Kennedy showed his concern when he said that compelling people to buy health insurance “is unprecedented …[forcing one into commerce]. If that is so, do you not have a heavy burden of justification? I understand that we must presume laws are constitutional, but, even so, when you are changing the relation of the individual to the government … do you not have a heavy burden of justification to show authorization under the Constitution?”
Justice Kennedy and Chief Justice Roberts, Pondering
The solicitor general said that the individual mandate was created to regulate health care insurance, and it’s a market people enter into involuntarily, not knowing the moment they will need health care. He said everyone at some time in their life will need health care, and so it is only a matter of time before one must pay for health insurance. The ACA wants the individual to begin paying into the market before one needs care; otherwise, emergency rooms will be used, where no one can be turned away, and others will have to bear the cost.
Lazarus observed, “Last year, by framing the debate this way, Justice Department lawyers persuaded famously conservative appellate judges Jeffrey Sutton in Ohio and Laurence Silberman in the District of Columbia to uphold the mandate.”
Toward the end of the discussion, the Chief Justice may have bought into much of the argument that Verrilli made. Twice Roberts said, “We’ve accepted the argument that this is a market in which everybody participates.”
To Michael Carvin, an attorney challenging the law, Roberts said, “I don’t—I don’t think you’re addressing their main point, which is that they are not creating commerce in health care. It’s already there, and we are all going to need some kind of health care; most of us will at some point.”

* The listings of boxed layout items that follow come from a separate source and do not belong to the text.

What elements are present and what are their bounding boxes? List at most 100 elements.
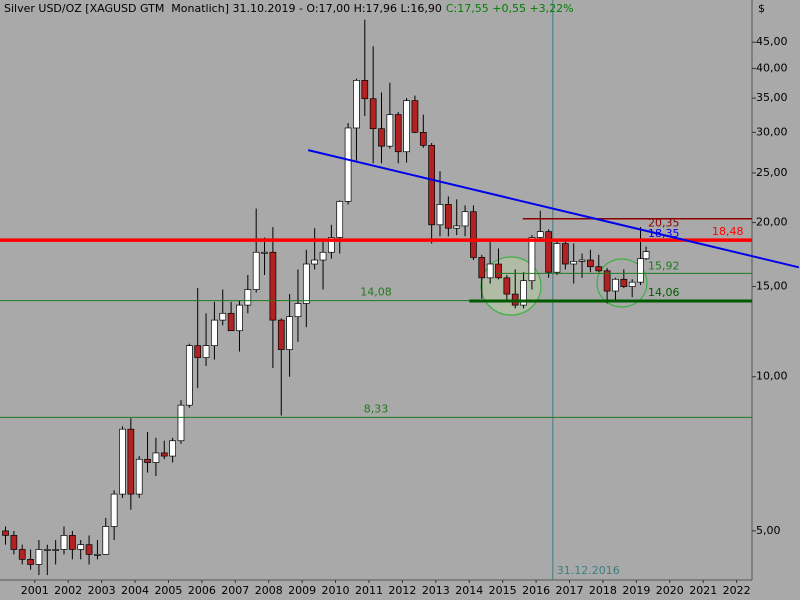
- candle-body: [495, 263, 502, 279]
- x-tick-label: 2015: [489, 584, 517, 597]
- candle-body: [219, 312, 227, 321]
- candle-body: [470, 211, 477, 258]
- candle-body: [302, 263, 310, 304]
- candle-body: [620, 278, 628, 287]
- candle-body: [35, 549, 43, 565]
- y-tick-label: 45,00: [756, 35, 788, 48]
- x-tick-label: 2021: [689, 584, 717, 597]
- title: Silver USD/OZ [XAGUSD GTM Monatlich] 31.…: [4, 2, 442, 15]
- candle-body: [436, 204, 444, 226]
- x-tick-label: 2001: [21, 584, 49, 597]
- candle-body: [428, 145, 435, 226]
- trendline: [307, 149, 800, 269]
- candle-body: [344, 127, 352, 202]
- x-tick-label: 2002: [54, 584, 82, 597]
- candle-body: [286, 316, 293, 350]
- x-tick-label: 2017: [556, 584, 584, 597]
- candle-body: [553, 243, 561, 273]
- candle-body: [269, 251, 277, 321]
- candle-body: [394, 114, 402, 153]
- x-tick-label: 2011: [355, 584, 383, 597]
- x-tick-label: 2020: [656, 584, 684, 597]
- x-tick-label: 2004: [121, 584, 149, 597]
- candle-body: [520, 280, 527, 306]
- candle-body: [194, 345, 202, 358]
- candle-body: [311, 259, 319, 265]
- y-unit: $: [758, 2, 765, 15]
- candle-body: [18, 549, 26, 560]
- x-tick-label: 2019: [622, 584, 650, 597]
- candle-body: [353, 80, 360, 129]
- y-tick-label: 40,00: [756, 61, 788, 74]
- candle-body: [561, 243, 569, 265]
- level-label: 14,06: [648, 286, 680, 299]
- candle-body: [160, 452, 168, 457]
- candle-body: [94, 554, 101, 556]
- change: C:17,55 +0,55 +3,22%: [446, 2, 574, 15]
- candle-body: [336, 201, 344, 238]
- date-marker-label: 31.12.2016: [557, 564, 620, 577]
- candle-body: [211, 319, 218, 347]
- candle-body: [486, 263, 494, 279]
- candle-body: [202, 345, 210, 358]
- candle-body: [2, 530, 9, 536]
- x-tick-label: 2008: [255, 584, 283, 597]
- x-tick-label: 2013: [422, 584, 450, 597]
- candle-body: [445, 204, 452, 229]
- candle-body: [403, 100, 410, 153]
- candle-body: [252, 251, 260, 290]
- candle-body: [578, 259, 586, 262]
- candle-body: [528, 237, 536, 282]
- candle-body: [169, 440, 176, 457]
- candle-body: [294, 303, 302, 318]
- candle-body: [595, 266, 603, 272]
- candle-body: [152, 452, 160, 463]
- candle-body: [328, 237, 335, 253]
- x-tick-label: 2010: [322, 584, 350, 597]
- level-label: 8,33: [364, 402, 389, 415]
- y-tick-label: 5,00: [756, 524, 781, 537]
- x-tick-label: 2005: [154, 584, 182, 597]
- candle-body: [536, 231, 544, 238]
- x-tick-label: 2009: [288, 584, 316, 597]
- x-tick-label: 2003: [88, 584, 116, 597]
- y-tick-label: 15,00: [756, 280, 788, 293]
- candle-body: [227, 312, 235, 332]
- candle-body: [411, 100, 419, 133]
- candle-body: [60, 535, 68, 550]
- x-tick-label: 2016: [522, 584, 550, 597]
- candle-body: [102, 526, 110, 555]
- candle-body: [27, 559, 34, 565]
- candle-body: [69, 535, 76, 550]
- candle-body: [503, 277, 511, 295]
- candle-body: [419, 132, 427, 146]
- candle-body: [244, 289, 252, 306]
- candle-body: [587, 259, 594, 268]
- y-tick-label: 25,00: [756, 166, 788, 179]
- candle-body: [378, 128, 385, 147]
- candle-body: [453, 225, 461, 229]
- candle-body: [570, 261, 578, 265]
- x-tick-label: 2022: [723, 584, 751, 597]
- candle-body: [110, 493, 118, 527]
- level-label: 20,35: [648, 217, 680, 230]
- candle-body: [236, 304, 243, 332]
- candle-body: [135, 458, 143, 495]
- y-tick-label: 30,00: [756, 125, 788, 138]
- x-tick-label: 2006: [188, 584, 216, 597]
- candle-body: [545, 231, 552, 273]
- candle-body: [261, 251, 268, 254]
- x-tick-label: 2014: [455, 584, 483, 597]
- candle-body: [43, 549, 51, 551]
- candle-body: [603, 270, 611, 292]
- candle-body: [637, 258, 644, 283]
- trendline-label: 18,35: [648, 227, 680, 240]
- x-tick-label: 2012: [388, 584, 416, 597]
- x-tick-label: 2007: [221, 584, 249, 597]
- candle-body: [119, 428, 126, 495]
- candle-body: [612, 278, 619, 292]
- candle-body: [185, 345, 193, 406]
- candle-body: [461, 211, 469, 227]
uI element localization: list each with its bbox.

Kennedy too realized that the health care insurance industry is different from other industries in that the young, healthy people who are uninsured are nonetheless in the insurance market.
“The young person who is uninsured is uniquely proximately very close to affecting the rates of insurance and the costs of providing medical care in a way that is not true in other industries. That’s my concern in the case.”
Carvin’s response was very telling. “And, Your—I may be misunderstanding you, Justice Kennedy. I hope I’m not.”
Carvin was evidently surprised and worried at Kennedy’s reasoning; Justice Kennedy may have found the pathway to upholding Obamacare.